Wolffe became a member of the Outer House in March 2014.

=== Tenure ===
In September 2021, Wolffe announced her intention to step down as judge in the Court of Session.

== Academic and Professional career ==

On 8 September 2026, Wolffe took up a position at the Institute for Advanced Studies in the Humanities. She was previously a Professor of Practice at the University of Strathclyde's Law School, where she taught civil justice and commercial law. She is also an Honorary Professor of the University of Edinburgh.

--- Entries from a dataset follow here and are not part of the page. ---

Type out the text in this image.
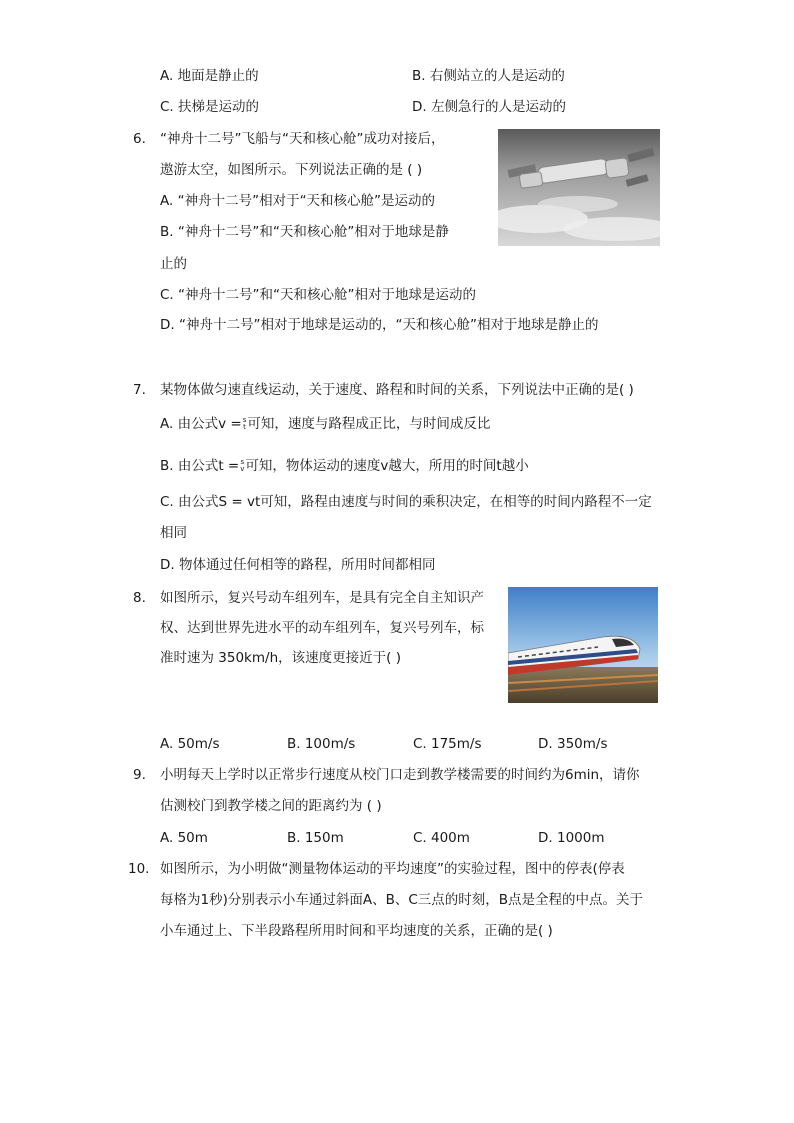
A. 地面是静止的	B. 右侧站立的人是运动的
C. 扶梯是运动的	D. 左侧急行的人是运动的
6. “神舟十二号”飞船与“天和核心舱”成功对接后，
遨游太空，如图所示。下列说法正确的是 ( )
A. “神舟十二号”相对于“天和核心舱”是运动的
B. “神舟十二号”和“天和核心舱”相对于地球是静
止的
C. “神舟十二号”和“天和核心舱”相对于地球是运动的
D. “神舟十二号”相对于地球是运动的，“天和核心舱”相对于地球是静止的
7. 某物体做匀速直线运动，关于速度、路程和时间的关系，下列说法中正确的是( )
A. 由公式v = s
t 可知，速度与路程成正比，与时间成反比
B. 由公式t = s
v 可知，物体运动的速度v越大，所用的时间t越小
C. 由公式S = vt可知，路程由速度与时间的乘积决定，在相等的时间内路程不一定
相同
D. 物体通过任何相等的路程，所用时间都相同
8. 如图所示，复兴号动车组列车，是具有完全自主知识产
权、达到世界先进水平的动车组列车，复兴号列车，标
准时速为 350km/h，该速度更接近于( )
A. 50m/s	B. 100m/s	C. 175m/s	D. 350m/s
9. 小明每天上学时以正常步行速度从校门口走到教学楼需要的时间约为6min，请你
估测校门到教学楼之间的距离约为 ( )
A. 50m	B. 150m	C. 400m	D. 1000m
10. 如图所示，为小明做“测量物体运动的平均速度”的实验过程，图中的停表(停表
每格为1秒)分别表示小车通过斜面A、B、C三点的时刻，B点是全程的中点。关于
小车通过上、下半段路程所用时间和平均速度的关系，正确的是( )
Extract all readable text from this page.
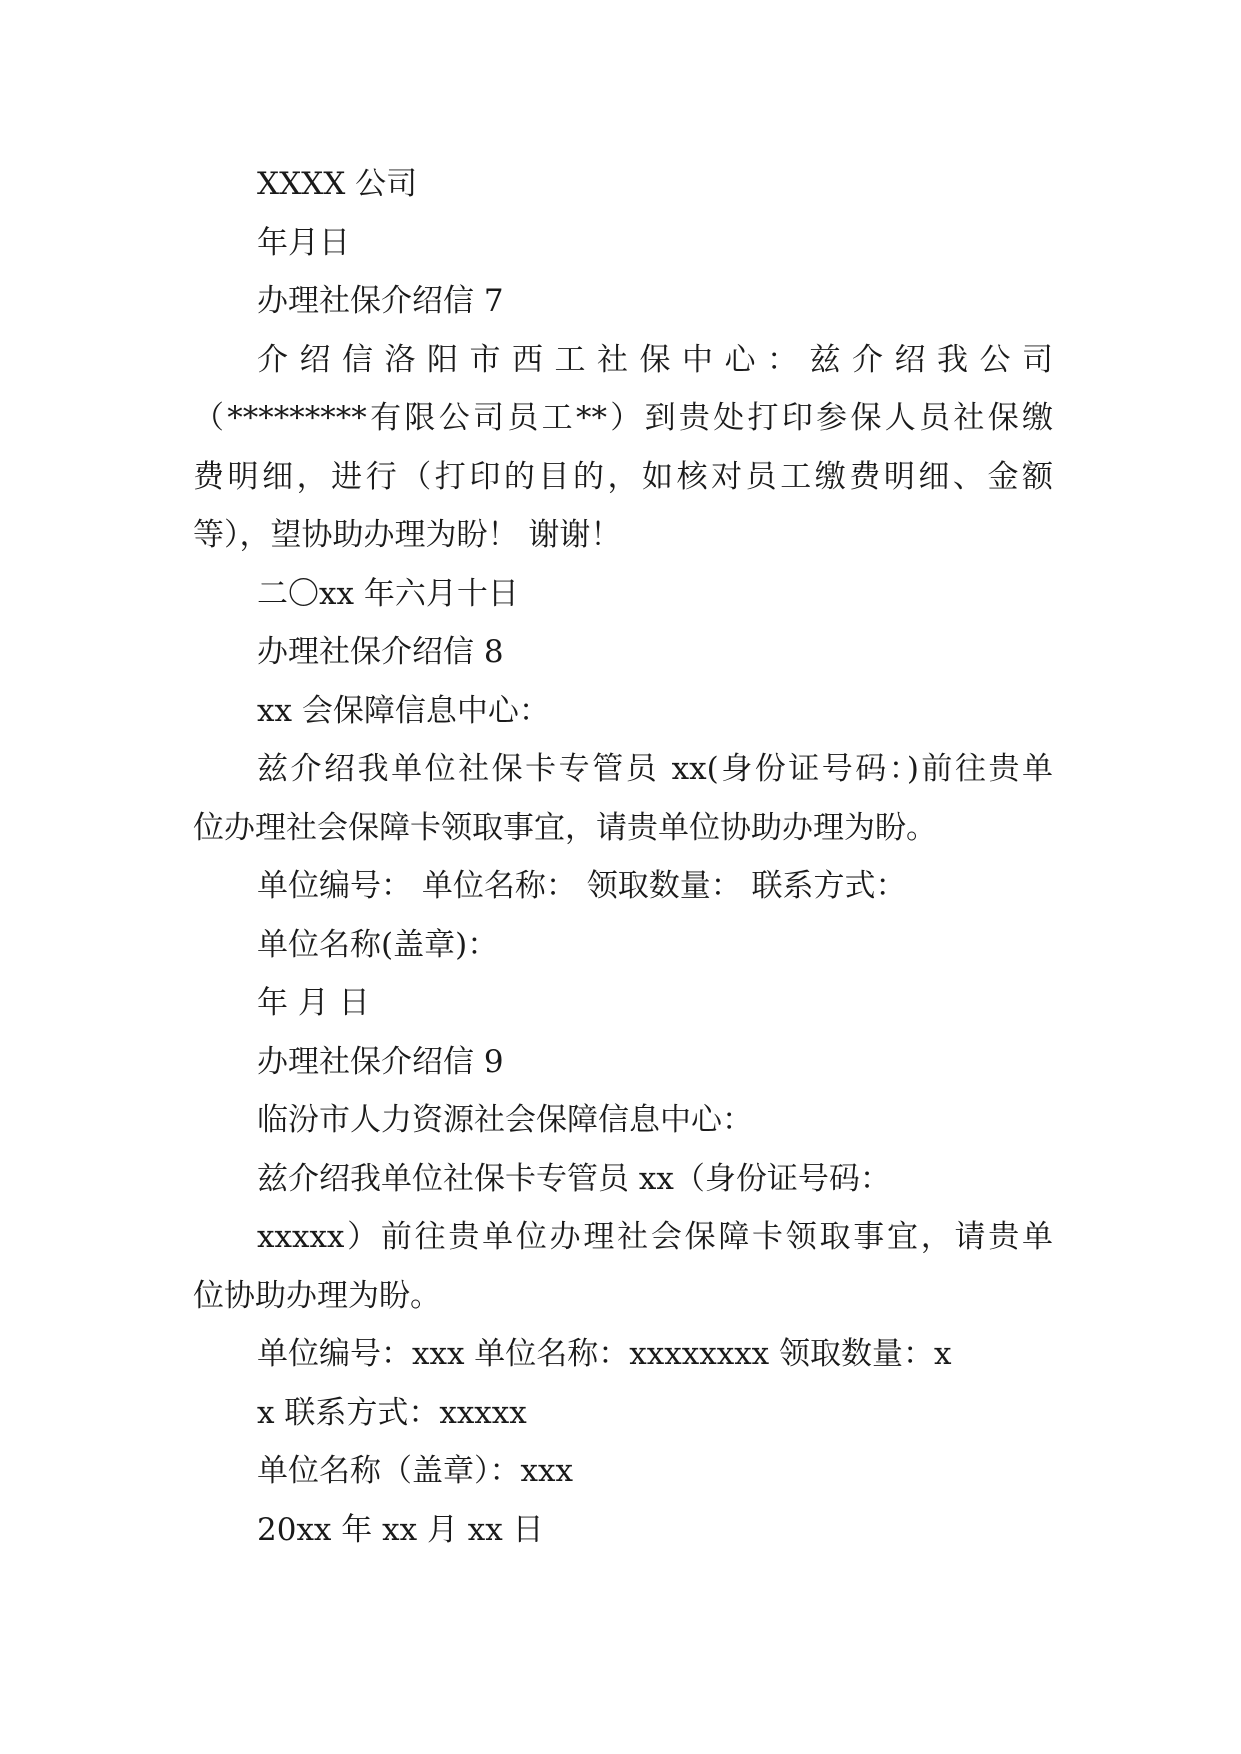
XXXX 公司
年月日
办理社保介绍信 7
介 绍 信 洛 阳 市 西 工 社 保 中 心 ： 兹 介 绍 我 公 司
（*********有限公司员工**）到贵处打印参保人员社保缴
费明细，进行（打印的目的，如核对员工缴费明细、金额
等），望协助办理为盼！ 谢谢！
二〇xx 年六月十日
办理社保介绍信 8
xx 会保障信息中心：
兹介绍我单位社保卡专管员 xx(身份证号码：)前往贵单
位办理社会保障卡领取事宜，请贵单位协助办理为盼。
单位编号： 单位名称： 领取数量： 联系方式：
单位名称(盖章)：
年 月 日
办理社保介绍信 9
临汾市人力资源社会保障信息中心：
兹介绍我单位社保卡专管员 xx（身份证号码：
xxxxx）前往贵单位办理社会保障卡领取事宜，请贵单
位协助办理为盼。
单位编号：xxx 单位名称：xxxxxxxx 领取数量：x
x 联系方式：xxxxx
单位名称（盖章）：xxx
20xx 年 xx 月 xx 日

Wolffe is a member of the Executive Committee of the Conference on European Restructuring and Insolvency Law ('CERIL'), based in Leiden, The Netherlands (appointed 2022) (https://www.ceril.eu/about-ceril/executive).

Wolffe is also the Senior Legal Chair of the Discipline Tribunals of the Financial Reporting Council (appointed in 2022)(https://www.frc.org.uk/about-us/tribunals/) and a Commissioner of the Marshall Aid Commemoration Commission (appointed 2022) (https://marshall-wpta.azurewebsites.net/the-commission/who-we-are/lady-sarah-wolffe/).

Wolffe rejoined Axiom Advocates in December 2025 (https://www.axiomadvocates.com/advocate/sarah/).

== Personal life ==

In 1987, she married James Wolffe KC, the Lord Advocate from 2016 to 2021. They have two sons.